İdris Beyle olan dostluğumuz eskilere dayanır. Ağabey-kardeş gibiyizdir ve siyaseti de uzun yıllardır birlikte yapmaktayız. Yönetimde, farklı yansımalar ortaya çıkıyor, tetikleniyorsa, hak edilmediği halde, medyanın (bazı bölümlerinde) bir takım yanlış değerlendirmeler ortaya çıkıyorsa, onun gereği yapılmalıdır diye düşündüm. Ancak önce İdris Beyi davet ederek bu düşüncelerimi paylaştım. Nitekim kendisinin de bu konuda bir kırgınlığı yoktur. Bir de şunu ekleyeyim: Yasalarda, Başkan vekilliği diye bir müessese yok. Başkan, İstanbul dışına çıktığı zaman, meclis üyelerinden her hangi birine vekalet verebilir. Bu bakımdan, İdris Bey güvendiğim bir insandır. Aynı zamanda Mecli 1. Başkanı. Bu yönüyle, görevi kendisine veriyordum. Fakat, farklı algılamalar olabiliyor. Sonuçta, İdris Beye de haksızlıklar yapıldı ve hak etmediği eleştiriler oluştu. Bunu da açıkça söyleyeyim. İşte bunlara karşı bir tavır koymam gerektiğini gördüm ve bu tavrı koydum.

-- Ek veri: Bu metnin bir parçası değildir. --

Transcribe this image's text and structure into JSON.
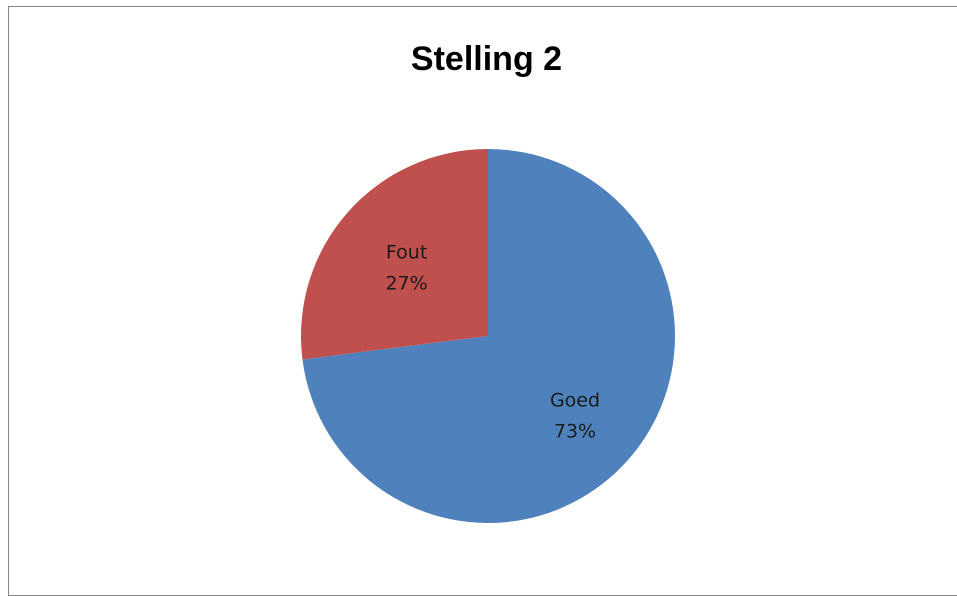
{
  "chart_data": {
    "type": "pie",
    "title": "Stelling 2",
    "categories": [
      "Goed",
      "Fout"
    ],
    "values": [
      73,
      27
    ],
    "labels": [
      {
        "category": "Goed",
        "percent": "73%"
      },
      {
        "category": "Fout",
        "percent": "27%"
      }
    ],
    "colors": [
      "#4F81BD",
      "#C0504D"
    ],
    "start": "12 o'clock",
    "direction": "clockwise",
    "legend": "none"
  }
}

Dubaililere, değerinin altına niye verelim?
- Dubai Towersa kamuoyunca gösterilen tepkiyi nasıl yorumluyorsunuz?
Bu soruya şu örnekle cevap vereyim: Galataport olayında, mevcut antrepolarda cepheleri biraz düzeltip giydirerek yapılan bir düzenlemeye, ne getirip ne götüreceğini tam göremeden karşı çıktı insanlar... Bu, bardağın boş tarafını görme eğilimi!.. Halbuki, İstanbula ne götürüyor, ne getiriyor önce inceleyin! İstanbul, eğer dünyanın önemli bir ekonomi ve finans merkezi olacaksa, dünyanın sayılı firmalarının yönetim merkezleri buraya gelecek veya bölge merkezleri burada olacaksa ve bunlar için bazı adımların atılması gerekiyorsa, bunu yapmalısınız. Yoksa kendi içine kapalı, hudutlarını açmayan bir kent veya ülke olarak kalırsanız. Bugün bazı ülkeler var ki, Yeter ki burada ol! diyerek büyük yatırımcılara bedelsiz yerler tahsis ediyor! Örneğin bugün Çin bunu yapıyor!..
- Dubai Towersa dönersek?
Burada yapılan, belediyemize ait olan bir yerin, yine yasalar boyutunda bir emsalle değerlendirilmesidir ve bu çok normaldir. Üstelik biz, ilgili kurumlarca, hatta iki farklı kurumca, bunun fiyat analizlerini de yaptıracağız. Gerçek değerinin altında vermemiz mümkün değil ve zaten, niye verelim? Hatta gerçek değerinin üstünde, gayri menkul sermaye ortaklığı kuracağız. Bu da bir sinerji getirecek. Bakın ben geçtiğimiz günlerde Londradaydım. Orada London Eye diye bilinen o büyük dönme dolabı da Dubaililer satın almış. Ayrıca birçok marketi, birçok binayı da almışlar. Neden? Çünkü global sermaye, güçlü gördüğü, tedirginlik duymadığı ülkelere gider ve yatırım yapar. İstanbul, Türkiye bunu artık hissettiriyor.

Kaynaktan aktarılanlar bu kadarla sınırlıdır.